皇上家事就是大魏国事,他现在恨不得皇上玩心重一点,去外面逛逛,他安排个公子偶遇什么的。
哎。
他又嘆了口气。
终于忍不住回到家,抓住孙子问了一句:
「皇上她,不会喜欢女人吧,你进宫问问看,也劝劝皇上。」
「祖父,皇上尚且年幼,无需操之过急。」
沈怀舟正襟危坐,在这位长辈面前,谈吐语态皆无漏错,家风极正,是君子之态。
以前沈埕安对孙子这样,是一百个满意。
但现在不同。
他觉得也太板正了些,把皇上教成什么样了?
「你看看你教的好徒弟。」他突然骂了一句,又道:「你给我进宫劝劝皇上,让皇上也别太勤政了。」
沈怀舟温润的眸色闪过一丝复杂。
又忍不住摸向自己手腕。
隐在广绣暗纹里的手腕,过了几日,还略微有些青紫。
此时,见面,未免尴尬。
「愣着干嘛?进宫递摺子去,你是皇上师长,想来你的话,她也是听的。」
也就表面听听罢了。
收起利爪的狼崽子,要是露出獠牙来,就连他,都无可奈何。
他微微嘆了口气。
还是递了摺子进去。
「你说什么?外头来的谁?」
陈韶柔跪在地上,又重复一句:「回禀皇上,是沈大人,皇上的师父。」
「......」苏琉玉朱笔一顿。
「朕觉得有点乏了,不太舒服,就不见了,你和他说,朕歇下了,睡了。」
她觉得自己有点怂。
但是没办法。
自己对自己师父做了混帐事,现在过来找她算帐,她当然要躲着。
还是等过段时间,师父消消气再见好了。
陈韶柔出去,立马又进来了。
「沈大人说,他知道皇上醒着。」
「......」
苏琉玉咳了咳。
两人同住三年,这谎话真是一戳就破。
她头疼了。
「传进来吧。
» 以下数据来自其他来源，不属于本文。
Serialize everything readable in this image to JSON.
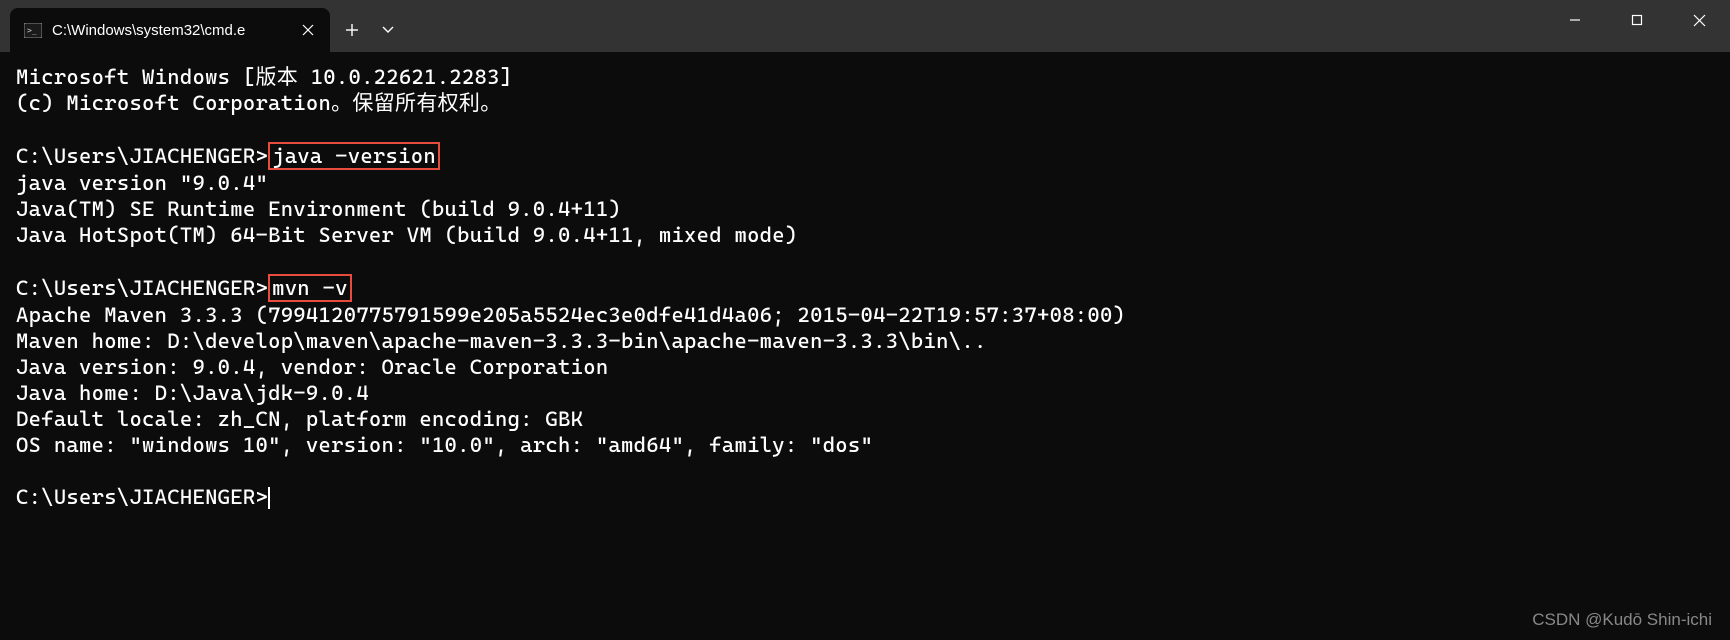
{
  "titlebar": {
    "tab_title": "C:\\Windows\\system32\\cmd.e"
  },
  "terminal": {
    "line1": "Microsoft Windows [版本 10.0.22621.2283]",
    "line2": "(c) Microsoft Corporation。保留所有权利。",
    "prompt1_prefix": "C:\\Users\\JIACHENGER>",
    "cmd1": "java -version",
    "java_out1": "java version \"9.0.4\"",
    "java_out2": "Java(TM) SE Runtime Environment (build 9.0.4+11)",
    "java_out3": "Java HotSpot(TM) 64-Bit Server VM (build 9.0.4+11, mixed mode)",
    "prompt2_prefix": "C:\\Users\\JIACHENGER>",
    "cmd2": "mvn -v",
    "mvn_out1": "Apache Maven 3.3.3 (7994120775791599e205a5524ec3e0dfe41d4a06; 2015-04-22T19:57:37+08:00)",
    "mvn_out2": "Maven home: D:\\develop\\maven\\apache-maven-3.3.3-bin\\apache-maven-3.3.3\\bin\\..",
    "mvn_out3": "Java version: 9.0.4, vendor: Oracle Corporation",
    "mvn_out4": "Java home: D:\\Java\\jdk-9.0.4",
    "mvn_out5": "Default locale: zh_CN, platform encoding: GBK",
    "mvn_out6": "OS name: \"windows 10\", version: \"10.0\", arch: \"amd64\", family: \"dos\"",
    "prompt3": "C:\\Users\\JIACHENGER>"
  },
  "watermark": "CSDN @Kudō Shin-ichi"
}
」
她觉得还是装一波可怜好了,反正事情本来就不记得。
沈怀舟一如既往穿着一身广绣大袍,风姿神韵皆是大儒之态。
弯腰拱手行礼一气呵成,礼态举止无一错漏。
他嗓音清澈,温润而轻柔。
「臣,沈怀舟,参见皇上。」
第二百三十八章 师父,你要打我手板?
「起来吧,虽未朝封,但如今师父已是太傅,不用行礼了。」
她朱笔未停,皱着眉,俨然一副帝王之尊,甚是威严。
「君臣之礼,不可废。」
沈怀舟行至御桌跟前,正对着她。
苏琉玉感觉自己有点装不下去了。
但此时露怯未免太怂了。
她语气淡淡:「师父过来,所为何事?」
「皇上勤政,乃大魏之福,但切不可多加操劳。」
他嗓音如泉,清澈又动听,还带着一如既往的关怀,和以往,并不不同。
苏琉玉终于忍不住抬头。
沈怀舟立于镂空花窗之处,斜阳渡在他身上,趁着他俊朗之姿犹如仙谪。
她终究还是站了起来,龙袍随着她的动作垂落在滚云皂靴之上。